The main election pledge of the ruling Pheu Thai party, the digital wallet has been dogged by controversies over the government’s shifting stance on how to finance it. After initially proposing to cover about 55 million Thais and financing it through state budget, Srettha’s cabinet decided to exclude affluent Thais and fund it through a one-off borrowing.

But potential legal challenges and warnings from the nation’s anti-graft agency prompted the government to rework the funding options. Srettha has pledged to distribute the cash in the final quarter of this year even though uncertainty remains about how it will be funded.

As the banking regulator, the BOT has advised the government to ensure that the move to borrow 172 billion baht from the Bank for Agriculture and Agricultural Cooperatives to fund the digital wallet doesn’t hurt the lender’s safety and liquidity, Sethaput said.

Sethaput said there was a fair amount of uncertainty around the digital wallet and for that reason, the BOT’s baseline forecasts for growth for this year and the next at 2.6% and 3%, respectively, don’t include impact from the programme. Thailand’s economic growth will return to its potential of 3% even without the cash handout, he said, signalling that the monetary policy path won’t be affected even if the cash handout failed to materialise.

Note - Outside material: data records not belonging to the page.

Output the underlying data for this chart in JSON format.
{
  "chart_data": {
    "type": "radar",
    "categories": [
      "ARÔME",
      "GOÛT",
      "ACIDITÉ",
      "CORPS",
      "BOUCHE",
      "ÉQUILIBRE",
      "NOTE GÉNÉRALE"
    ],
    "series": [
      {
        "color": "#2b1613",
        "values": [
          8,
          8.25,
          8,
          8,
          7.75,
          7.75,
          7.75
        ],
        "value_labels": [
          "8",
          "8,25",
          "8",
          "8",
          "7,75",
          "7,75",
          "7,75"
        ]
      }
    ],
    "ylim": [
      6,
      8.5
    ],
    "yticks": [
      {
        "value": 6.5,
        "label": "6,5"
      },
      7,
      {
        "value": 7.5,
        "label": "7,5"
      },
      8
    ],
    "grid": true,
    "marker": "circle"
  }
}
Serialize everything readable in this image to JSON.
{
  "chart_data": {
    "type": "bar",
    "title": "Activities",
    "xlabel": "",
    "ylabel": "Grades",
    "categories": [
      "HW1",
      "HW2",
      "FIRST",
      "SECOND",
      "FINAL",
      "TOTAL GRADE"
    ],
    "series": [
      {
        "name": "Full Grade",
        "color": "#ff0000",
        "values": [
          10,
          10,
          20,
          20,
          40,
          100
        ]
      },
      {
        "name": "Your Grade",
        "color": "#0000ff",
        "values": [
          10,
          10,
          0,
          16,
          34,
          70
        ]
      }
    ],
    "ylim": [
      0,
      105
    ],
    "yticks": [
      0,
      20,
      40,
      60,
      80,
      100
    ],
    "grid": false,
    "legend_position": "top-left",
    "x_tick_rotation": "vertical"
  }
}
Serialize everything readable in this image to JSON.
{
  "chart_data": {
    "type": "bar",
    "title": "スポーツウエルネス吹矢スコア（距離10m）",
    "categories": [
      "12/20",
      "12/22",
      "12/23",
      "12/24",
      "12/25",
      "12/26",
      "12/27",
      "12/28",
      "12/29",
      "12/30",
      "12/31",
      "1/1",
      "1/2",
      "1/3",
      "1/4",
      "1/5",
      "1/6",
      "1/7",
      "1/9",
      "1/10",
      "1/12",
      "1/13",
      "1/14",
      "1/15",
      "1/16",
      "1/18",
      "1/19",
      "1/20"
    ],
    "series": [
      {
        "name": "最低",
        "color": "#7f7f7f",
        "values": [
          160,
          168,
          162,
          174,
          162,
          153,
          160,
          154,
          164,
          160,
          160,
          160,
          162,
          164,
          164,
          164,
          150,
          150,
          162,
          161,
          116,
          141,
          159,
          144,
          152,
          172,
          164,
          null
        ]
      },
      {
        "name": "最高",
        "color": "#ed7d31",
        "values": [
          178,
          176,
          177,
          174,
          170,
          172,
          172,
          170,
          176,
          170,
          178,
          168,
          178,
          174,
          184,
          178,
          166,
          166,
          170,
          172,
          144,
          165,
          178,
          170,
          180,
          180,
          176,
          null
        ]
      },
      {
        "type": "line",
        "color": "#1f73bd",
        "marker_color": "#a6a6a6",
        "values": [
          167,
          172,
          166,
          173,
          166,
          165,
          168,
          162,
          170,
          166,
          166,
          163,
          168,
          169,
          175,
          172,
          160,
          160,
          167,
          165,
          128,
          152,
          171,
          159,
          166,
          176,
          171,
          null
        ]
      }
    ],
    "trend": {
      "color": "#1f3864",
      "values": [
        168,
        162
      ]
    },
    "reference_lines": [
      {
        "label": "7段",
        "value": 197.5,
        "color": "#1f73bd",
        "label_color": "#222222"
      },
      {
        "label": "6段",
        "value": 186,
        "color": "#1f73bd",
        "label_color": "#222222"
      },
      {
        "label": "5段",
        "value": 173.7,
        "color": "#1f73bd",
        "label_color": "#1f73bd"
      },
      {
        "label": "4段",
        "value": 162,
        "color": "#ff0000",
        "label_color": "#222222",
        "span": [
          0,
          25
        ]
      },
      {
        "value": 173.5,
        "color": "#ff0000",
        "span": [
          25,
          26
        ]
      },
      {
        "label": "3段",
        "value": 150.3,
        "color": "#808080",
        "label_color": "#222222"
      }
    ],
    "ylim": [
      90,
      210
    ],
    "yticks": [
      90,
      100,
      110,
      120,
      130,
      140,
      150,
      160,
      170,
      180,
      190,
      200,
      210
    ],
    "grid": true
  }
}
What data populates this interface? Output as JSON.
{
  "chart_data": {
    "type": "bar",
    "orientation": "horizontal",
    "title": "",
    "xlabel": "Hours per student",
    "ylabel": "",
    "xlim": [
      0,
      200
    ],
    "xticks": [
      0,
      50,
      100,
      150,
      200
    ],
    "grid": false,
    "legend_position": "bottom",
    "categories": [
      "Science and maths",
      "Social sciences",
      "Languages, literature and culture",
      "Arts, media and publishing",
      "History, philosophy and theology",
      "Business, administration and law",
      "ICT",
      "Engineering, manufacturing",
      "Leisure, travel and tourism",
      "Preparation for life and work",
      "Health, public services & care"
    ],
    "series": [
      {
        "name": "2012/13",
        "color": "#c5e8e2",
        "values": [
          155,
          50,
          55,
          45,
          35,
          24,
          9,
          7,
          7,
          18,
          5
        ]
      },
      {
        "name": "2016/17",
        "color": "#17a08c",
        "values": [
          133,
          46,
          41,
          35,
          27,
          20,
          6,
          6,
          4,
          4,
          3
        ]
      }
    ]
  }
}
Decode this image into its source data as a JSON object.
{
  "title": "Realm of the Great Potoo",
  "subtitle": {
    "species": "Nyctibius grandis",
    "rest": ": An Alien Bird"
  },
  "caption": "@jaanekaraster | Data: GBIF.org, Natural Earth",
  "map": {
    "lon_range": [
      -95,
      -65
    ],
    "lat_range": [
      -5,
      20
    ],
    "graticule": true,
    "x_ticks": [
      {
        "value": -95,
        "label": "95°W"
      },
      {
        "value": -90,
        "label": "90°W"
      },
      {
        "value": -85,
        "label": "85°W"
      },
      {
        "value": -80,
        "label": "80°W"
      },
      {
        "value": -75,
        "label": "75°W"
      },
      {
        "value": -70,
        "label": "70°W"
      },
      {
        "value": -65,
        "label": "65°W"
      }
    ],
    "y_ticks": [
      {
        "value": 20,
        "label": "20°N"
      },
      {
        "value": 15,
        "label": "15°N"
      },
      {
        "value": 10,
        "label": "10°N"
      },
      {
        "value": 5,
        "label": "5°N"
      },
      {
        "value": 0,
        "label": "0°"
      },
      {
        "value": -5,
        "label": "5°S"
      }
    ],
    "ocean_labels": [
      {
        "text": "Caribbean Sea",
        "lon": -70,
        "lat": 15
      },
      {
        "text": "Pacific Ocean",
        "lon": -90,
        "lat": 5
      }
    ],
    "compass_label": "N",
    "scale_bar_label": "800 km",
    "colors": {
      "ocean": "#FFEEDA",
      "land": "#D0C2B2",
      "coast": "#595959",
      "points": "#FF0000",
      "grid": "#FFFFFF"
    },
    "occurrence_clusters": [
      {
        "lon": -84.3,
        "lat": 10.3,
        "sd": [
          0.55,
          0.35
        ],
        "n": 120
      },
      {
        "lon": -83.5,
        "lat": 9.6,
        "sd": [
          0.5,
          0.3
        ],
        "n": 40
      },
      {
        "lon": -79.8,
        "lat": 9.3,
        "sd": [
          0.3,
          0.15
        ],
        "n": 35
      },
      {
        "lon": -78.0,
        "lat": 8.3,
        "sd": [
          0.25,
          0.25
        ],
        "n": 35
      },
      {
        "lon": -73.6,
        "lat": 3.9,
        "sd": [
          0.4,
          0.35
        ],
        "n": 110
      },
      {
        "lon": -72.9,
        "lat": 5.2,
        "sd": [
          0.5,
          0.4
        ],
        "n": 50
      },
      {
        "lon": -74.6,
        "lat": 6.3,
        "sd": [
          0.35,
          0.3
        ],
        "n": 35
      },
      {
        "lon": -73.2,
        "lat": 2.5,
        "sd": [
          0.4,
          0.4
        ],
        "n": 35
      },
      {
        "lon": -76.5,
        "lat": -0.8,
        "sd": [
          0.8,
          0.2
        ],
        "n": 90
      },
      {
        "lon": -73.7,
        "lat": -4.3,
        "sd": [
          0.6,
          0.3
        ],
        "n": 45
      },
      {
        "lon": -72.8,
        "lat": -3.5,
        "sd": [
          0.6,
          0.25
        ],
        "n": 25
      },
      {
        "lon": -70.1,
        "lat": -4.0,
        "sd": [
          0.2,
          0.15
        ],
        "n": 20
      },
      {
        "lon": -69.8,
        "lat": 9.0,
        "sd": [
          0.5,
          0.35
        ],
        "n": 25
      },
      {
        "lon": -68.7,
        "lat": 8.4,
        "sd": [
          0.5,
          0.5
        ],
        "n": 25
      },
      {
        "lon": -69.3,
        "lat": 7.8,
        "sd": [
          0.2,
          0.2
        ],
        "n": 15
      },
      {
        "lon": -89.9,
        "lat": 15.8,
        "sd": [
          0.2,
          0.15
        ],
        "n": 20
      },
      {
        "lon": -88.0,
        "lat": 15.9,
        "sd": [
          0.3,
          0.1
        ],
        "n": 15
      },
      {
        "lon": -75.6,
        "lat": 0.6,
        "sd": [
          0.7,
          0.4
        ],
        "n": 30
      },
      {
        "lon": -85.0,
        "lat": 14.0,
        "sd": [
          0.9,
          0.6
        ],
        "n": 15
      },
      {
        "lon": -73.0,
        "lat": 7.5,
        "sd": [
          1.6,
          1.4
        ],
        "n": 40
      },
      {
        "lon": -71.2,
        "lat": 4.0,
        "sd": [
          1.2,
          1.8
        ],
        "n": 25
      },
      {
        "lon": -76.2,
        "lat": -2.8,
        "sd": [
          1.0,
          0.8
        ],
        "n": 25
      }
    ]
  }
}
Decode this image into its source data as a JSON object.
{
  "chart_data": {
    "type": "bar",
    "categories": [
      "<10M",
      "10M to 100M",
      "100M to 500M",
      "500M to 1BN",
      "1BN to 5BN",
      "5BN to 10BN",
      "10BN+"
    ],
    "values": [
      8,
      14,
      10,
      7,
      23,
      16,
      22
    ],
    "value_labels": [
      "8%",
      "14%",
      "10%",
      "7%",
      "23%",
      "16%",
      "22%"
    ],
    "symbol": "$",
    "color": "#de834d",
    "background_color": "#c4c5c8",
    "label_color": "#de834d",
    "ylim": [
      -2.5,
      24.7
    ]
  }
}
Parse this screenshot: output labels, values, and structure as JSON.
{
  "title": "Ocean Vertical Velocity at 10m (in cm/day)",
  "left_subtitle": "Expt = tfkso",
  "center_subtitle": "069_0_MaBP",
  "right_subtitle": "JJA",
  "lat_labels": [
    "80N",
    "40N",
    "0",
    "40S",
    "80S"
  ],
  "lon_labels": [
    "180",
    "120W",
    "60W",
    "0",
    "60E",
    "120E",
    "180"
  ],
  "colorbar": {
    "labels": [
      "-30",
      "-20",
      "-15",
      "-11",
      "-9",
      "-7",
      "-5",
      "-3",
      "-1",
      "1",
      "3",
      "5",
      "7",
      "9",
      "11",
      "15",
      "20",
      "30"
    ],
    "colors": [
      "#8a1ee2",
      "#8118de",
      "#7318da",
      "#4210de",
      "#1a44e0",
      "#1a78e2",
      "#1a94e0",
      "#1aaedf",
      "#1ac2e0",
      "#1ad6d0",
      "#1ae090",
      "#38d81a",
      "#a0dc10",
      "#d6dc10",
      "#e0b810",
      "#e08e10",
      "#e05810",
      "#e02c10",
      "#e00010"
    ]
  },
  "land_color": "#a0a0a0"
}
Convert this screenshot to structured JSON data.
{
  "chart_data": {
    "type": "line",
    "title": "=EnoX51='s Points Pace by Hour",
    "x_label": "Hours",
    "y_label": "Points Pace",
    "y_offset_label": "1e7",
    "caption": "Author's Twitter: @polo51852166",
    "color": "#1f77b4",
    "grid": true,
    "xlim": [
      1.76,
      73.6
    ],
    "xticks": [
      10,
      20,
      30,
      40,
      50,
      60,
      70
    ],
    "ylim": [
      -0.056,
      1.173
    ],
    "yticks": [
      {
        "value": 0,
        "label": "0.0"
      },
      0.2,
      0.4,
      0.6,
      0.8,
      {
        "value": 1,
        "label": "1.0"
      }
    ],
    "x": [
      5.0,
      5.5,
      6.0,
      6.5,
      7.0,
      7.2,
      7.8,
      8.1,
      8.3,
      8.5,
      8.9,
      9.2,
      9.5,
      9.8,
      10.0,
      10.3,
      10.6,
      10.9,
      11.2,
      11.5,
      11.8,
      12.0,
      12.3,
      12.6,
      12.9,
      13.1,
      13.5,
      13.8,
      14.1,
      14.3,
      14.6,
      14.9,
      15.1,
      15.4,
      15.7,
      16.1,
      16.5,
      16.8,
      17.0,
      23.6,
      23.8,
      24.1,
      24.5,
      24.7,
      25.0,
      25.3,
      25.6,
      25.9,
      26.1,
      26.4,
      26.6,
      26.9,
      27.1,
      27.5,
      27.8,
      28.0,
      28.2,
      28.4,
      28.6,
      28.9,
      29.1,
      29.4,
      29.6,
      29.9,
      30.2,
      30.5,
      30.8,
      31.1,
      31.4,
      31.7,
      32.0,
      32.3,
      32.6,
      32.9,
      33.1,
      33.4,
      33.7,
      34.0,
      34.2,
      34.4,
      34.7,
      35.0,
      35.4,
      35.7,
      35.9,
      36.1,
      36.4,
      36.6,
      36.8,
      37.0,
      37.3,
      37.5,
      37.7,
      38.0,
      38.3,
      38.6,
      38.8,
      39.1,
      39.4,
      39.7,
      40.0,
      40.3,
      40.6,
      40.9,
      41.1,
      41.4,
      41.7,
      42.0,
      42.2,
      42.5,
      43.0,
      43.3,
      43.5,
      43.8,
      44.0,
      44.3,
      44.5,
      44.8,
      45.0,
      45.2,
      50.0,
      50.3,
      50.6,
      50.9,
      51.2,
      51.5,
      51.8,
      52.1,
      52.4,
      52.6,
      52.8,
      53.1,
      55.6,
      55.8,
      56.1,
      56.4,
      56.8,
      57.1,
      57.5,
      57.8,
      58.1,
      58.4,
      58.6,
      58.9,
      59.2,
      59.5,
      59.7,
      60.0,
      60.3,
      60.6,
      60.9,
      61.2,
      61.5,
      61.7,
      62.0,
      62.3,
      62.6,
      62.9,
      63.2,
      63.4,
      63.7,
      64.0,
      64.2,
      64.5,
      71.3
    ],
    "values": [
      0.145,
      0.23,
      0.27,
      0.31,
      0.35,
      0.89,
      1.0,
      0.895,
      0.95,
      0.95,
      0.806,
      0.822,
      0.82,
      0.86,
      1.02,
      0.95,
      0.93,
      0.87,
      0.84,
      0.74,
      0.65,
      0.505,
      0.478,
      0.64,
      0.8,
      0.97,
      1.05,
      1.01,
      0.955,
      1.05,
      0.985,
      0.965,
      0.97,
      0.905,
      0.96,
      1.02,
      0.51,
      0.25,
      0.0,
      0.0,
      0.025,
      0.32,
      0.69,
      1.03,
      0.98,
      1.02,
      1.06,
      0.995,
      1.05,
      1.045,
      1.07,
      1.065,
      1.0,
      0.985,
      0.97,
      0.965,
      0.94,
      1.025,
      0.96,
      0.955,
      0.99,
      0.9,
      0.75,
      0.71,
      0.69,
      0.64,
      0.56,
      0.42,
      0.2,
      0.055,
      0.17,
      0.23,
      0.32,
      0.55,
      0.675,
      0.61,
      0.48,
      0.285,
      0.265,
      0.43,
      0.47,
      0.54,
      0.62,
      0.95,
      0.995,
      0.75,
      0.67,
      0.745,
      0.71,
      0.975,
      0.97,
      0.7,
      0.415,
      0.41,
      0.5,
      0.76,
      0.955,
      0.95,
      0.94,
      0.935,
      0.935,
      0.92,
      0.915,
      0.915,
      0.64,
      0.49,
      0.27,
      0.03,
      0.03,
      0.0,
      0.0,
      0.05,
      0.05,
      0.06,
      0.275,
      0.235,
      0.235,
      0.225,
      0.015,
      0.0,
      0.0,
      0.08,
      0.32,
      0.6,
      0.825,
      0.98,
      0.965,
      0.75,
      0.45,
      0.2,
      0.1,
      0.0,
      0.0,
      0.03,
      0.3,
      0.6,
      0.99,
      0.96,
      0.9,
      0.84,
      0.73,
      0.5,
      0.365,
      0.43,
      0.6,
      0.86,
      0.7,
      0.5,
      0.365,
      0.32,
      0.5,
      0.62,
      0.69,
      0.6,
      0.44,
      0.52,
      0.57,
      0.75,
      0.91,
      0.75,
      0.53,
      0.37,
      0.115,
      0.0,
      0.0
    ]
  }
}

A fresh spell of political turmoil with Srettha and Thaksin Shinawatra, the de facto leader of Pheu Thai party, facing legal cases poses significant risks to the digital wallet plan, economists at Citigroup Inc and Nomura Holdings Inc have said. Srettha is at risk of being ousted from power if he’s found guilty in an alleged ethical violation case being heard by the nation’s Constitutional Court.